Don’t Make These Mistakes with Your First $100
As you do your research and decide how to invest $100, you will likely come across a few ideas that you should stay far away from.
Invest in penny stocks. Penny stocks are usually penny stocks for a reason. Don’t waste your time.
Buy into an MLM. Instead of getting sucked into a multi-level marketing scheme where you will most likely lose money (and friendships), find another business to start where you have more control over your product and sales strategy.
Sports betting. No matter how well you think you know your sports teams, the sports betting game is always rigged against you over the long run. The sports betting industry raked in nearly $1.4 billion in revenue (on over $20 billion in bets). Don’t add your hard earned money to their bottom line.
The Power of Just $100 – And Starting Now
“What’s the point of investing if I only have $100? Any amount I make from it will be so small that it’s not even worth my time.”
This is one of the biggest misconceptions people have about investing.

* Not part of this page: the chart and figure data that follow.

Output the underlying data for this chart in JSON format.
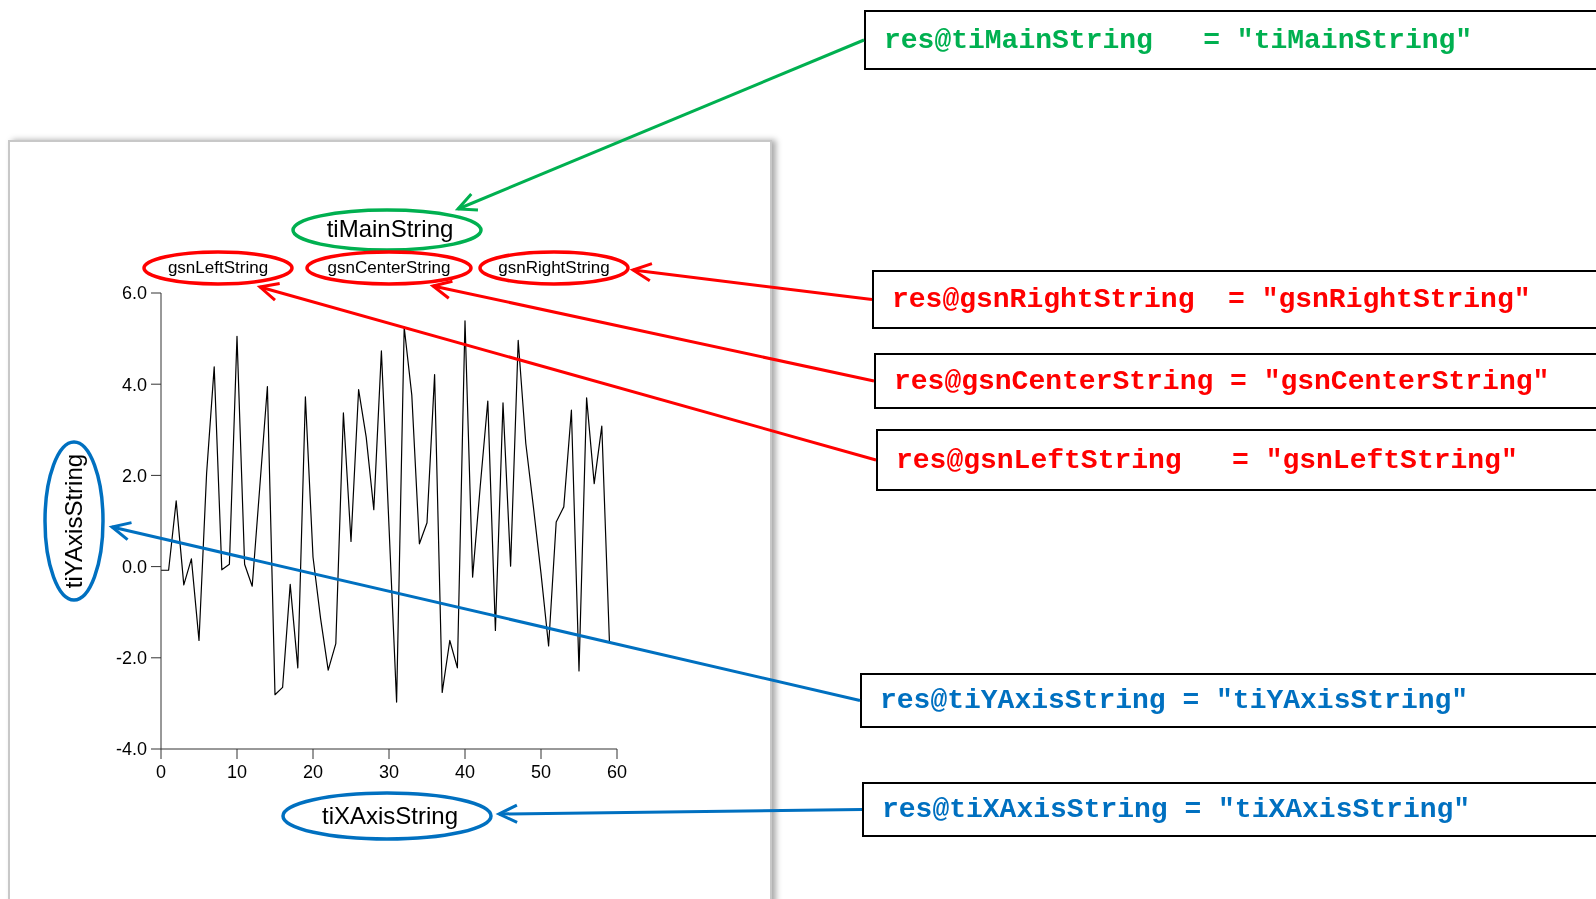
{
  "chart_data": {
    "type": "line",
    "title": "tiMainString",
    "xlabel": "tiXAxisString",
    "ylabel": "tiYAxisString",
    "annotations": [
      "gsnLeftString",
      "gsnCenterString",
      "gsnRightString",
      "res@tiMainString   = \"tiMainString\"",
      "res@gsnRightString  = \"gsnRightString\"",
      "res@gsnCenterString = \"gsnCenterString\"",
      "res@gsnLeftString   = \"gsnLeftString\"",
      "res@tiYAxisString = \"tiYAxisString\"",
      "res@tiXAxisString = \"tiXAxisString\""
    ],
    "x": [
      0,
      1,
      2,
      3,
      4,
      5,
      6,
      7,
      8,
      9,
      10,
      11,
      12,
      13,
      14,
      15,
      16,
      17,
      18,
      19,
      20,
      21,
      22,
      23,
      24,
      25,
      26,
      27,
      28,
      29,
      30,
      31,
      32,
      33,
      34,
      35,
      36,
      37,
      38,
      39,
      40,
      41,
      42,
      43,
      44,
      45,
      46,
      47,
      48,
      49,
      50,
      51,
      52,
      53,
      54,
      55,
      56,
      57,
      58,
      59
    ],
    "series": [
      {
        "color": "#000000",
        "values": [
          -0.08,
          -0.08,
          1.44,
          -0.4,
          0.17,
          -1.62,
          2.04,
          4.38,
          -0.07,
          0.05,
          5.05,
          0.05,
          -0.43,
          1.75,
          3.95,
          -2.81,
          -2.65,
          -0.39,
          -2.22,
          3.72,
          0.21,
          -1.14,
          -2.27,
          -1.69,
          3.37,
          0.55,
          3.88,
          2.84,
          1.25,
          4.73,
          0.88,
          -2.97,
          5.25,
          3.76,
          0.5,
          0.96,
          4.21,
          -2.76,
          -1.62,
          -2.22,
          5.39,
          -0.23,
          1.75,
          3.63,
          -1.4,
          3.59,
          0.01,
          4.96,
          2.7,
          1.31,
          -0.15,
          -1.74,
          0.98,
          1.31,
          3.43,
          -2.29,
          3.7,
          1.82,
          3.08,
          -1.63
        ]
      }
    ],
    "xlim": [
      0,
      60
    ],
    "xticks": [
      0,
      10,
      20,
      30,
      40,
      50,
      60
    ],
    "ylim": [
      -4,
      6
    ],
    "yticks": [
      {
        "value": -4,
        "label": "-4.0"
      },
      {
        "value": -2,
        "label": "-2.0"
      },
      {
        "value": 0,
        "label": "0.0"
      },
      {
        "value": 2,
        "label": "2.0"
      },
      {
        "value": 4,
        "label": "4.0"
      },
      {
        "value": 6,
        "label": "6.0"
      }
    ],
    "grid": false,
    "legend": false,
    "marker": "none",
    "line_style": "solid"
  }
}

That it’s only worthwhile if you are able to put down a lot of money at once. That couldn’t be further from the truth!
The point of investing $100 isn’t to turn that $100 into $1,000,000; it’s about taking the first step toward changing your financial life — forever. If you can invest $100 once, you can do it again, again, and again. And that is where the magic happens.
Investing is not a “one and done” affair.
It’s a habit that you build one day, one week, one month at a time.
And the sooner you start, the better; even if it’s small.